Not in the clamor of the crowded street, not in the shouts and plaudits of the throng, but in ourselves, are triumph and defeat.--Henry Wadsworth Longfellow

REDIRECT ALERT! (Scroll down past this mess if you're trying to read an archived post. Thanks. No, really, thanks.)

Due to my inability to control my temper and complacently accept continued silliness with not-quite-as-reliable-as-it-ought-to-be Blogger/Blogspot, your beloved Possumblog will now waddle across the Information Dirt Road and park its prehensile tail at http://possumblog.mu.nu.

This site will remain in place as a backup in case Munuvia gets hit by a bus or something, but I don't think they have as much trouble with this as some places do. ::cough::blogspot::cough:: So click here and adjust your links. I apologize for the inconvenience, but it's one of those things.

Thursday, June 10, 2004

Literary Things

I swung by the library last night and picked up the last book I had on order, the autobiography of Louise Wooster, best known to the people of Birmingham as a madame who ran a brothel over on 1st Avenue South (still standing, though in disrepair and recently converted into a toney antiques shop called Jackson Galleries) and who made a name for herself by her unstinting care for the sick and dying during the Cholera Epidemic of 1873.

Published in 1911, just two years prior to her death, it is a fascinating glimpse into the late 19th Century. She seemed to have led a rather dramatic life filled with heartbreak--one surprise was found as I was thumbing through the book before actually settling in to read it. It seems that in her travels and occupations, she had become attached to the theater, and to a young actor:

[...] The war between the states had now begun, and all chance or hope of hearing from my sisters was thereby cut off.

I was madly in love with John Wilkes Booth. He was my ideal man, handsome, generous, affectionate, and brave. My love for him seemed be reciprocated. He was my idol. I nursed and cultivated that love, for we were never to part, he said. He had advised me to adopt the stage as a profession, to enter upon a theatrical career. Then we would always be together--no need of a separation ever again. Oh! how I loved him. [...]

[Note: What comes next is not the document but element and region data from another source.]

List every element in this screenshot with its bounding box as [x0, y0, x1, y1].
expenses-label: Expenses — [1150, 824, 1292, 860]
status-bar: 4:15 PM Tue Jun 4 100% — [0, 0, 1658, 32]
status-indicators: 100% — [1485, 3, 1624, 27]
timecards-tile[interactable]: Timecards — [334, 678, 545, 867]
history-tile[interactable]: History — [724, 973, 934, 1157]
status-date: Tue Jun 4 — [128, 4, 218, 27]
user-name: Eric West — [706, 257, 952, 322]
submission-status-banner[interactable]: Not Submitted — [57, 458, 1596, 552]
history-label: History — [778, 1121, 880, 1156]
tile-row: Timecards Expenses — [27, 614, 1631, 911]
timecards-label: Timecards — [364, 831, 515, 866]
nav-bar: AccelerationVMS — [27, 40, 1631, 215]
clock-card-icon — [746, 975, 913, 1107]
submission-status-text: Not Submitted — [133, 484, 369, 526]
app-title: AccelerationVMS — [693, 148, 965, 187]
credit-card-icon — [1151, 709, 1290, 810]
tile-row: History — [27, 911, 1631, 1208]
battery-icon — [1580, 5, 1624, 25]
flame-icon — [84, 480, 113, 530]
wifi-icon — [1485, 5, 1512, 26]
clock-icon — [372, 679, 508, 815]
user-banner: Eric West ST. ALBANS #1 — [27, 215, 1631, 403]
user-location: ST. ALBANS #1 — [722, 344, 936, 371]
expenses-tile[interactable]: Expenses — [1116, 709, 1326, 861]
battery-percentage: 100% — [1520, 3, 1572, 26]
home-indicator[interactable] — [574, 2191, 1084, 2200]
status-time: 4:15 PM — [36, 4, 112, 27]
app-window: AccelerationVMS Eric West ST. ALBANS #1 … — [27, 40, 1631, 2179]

Yep, that's right. Later on, she laments his madness, and that he had professed a love for the Union, and attributing his act to being under the influence of alcohol. She also notes that her name became connected with him in the newspapers:

[...] Much has been written of the capture and death of Wilkes Booth, many false things were said of him soon after his reported capture and death; a book was published called 'The Life of Wilkes Booth'. I, of course, read it, and was surprised to read in it that 'the woman who was in love with him and whom he had tired of, in a fit of jealousy had stabbed him and came near killing him'. There is not one word of truth in that. I am the woman that loved him and I believe he loved me. [...]

I have had more newspaper notoriety in connection with Wilkes Booth than any woman on earth. Column after column has been published about me--some truths, but many lies. He was never married as some newspapers would have him. I have been interviewed and misquoted until I have been made heart sick. I have become indignant with reporters of papers, while they seemed surprised at my annoyance and would observe: 'Why, any one ought to feel complimented and take pride in being so written up'. [...]

Good to see journalistic traditions are still being upheld today, eh?

Anyway, this promises to be a fascinating read.

(And if she knew anything about Lucy Hale, she didn't let on. And this article says the woman who stabbed Booth was actress Henrietta Irving, in 1861. It also notes he had photographs of five women on him when he was caught. ::sigh:: Actors.)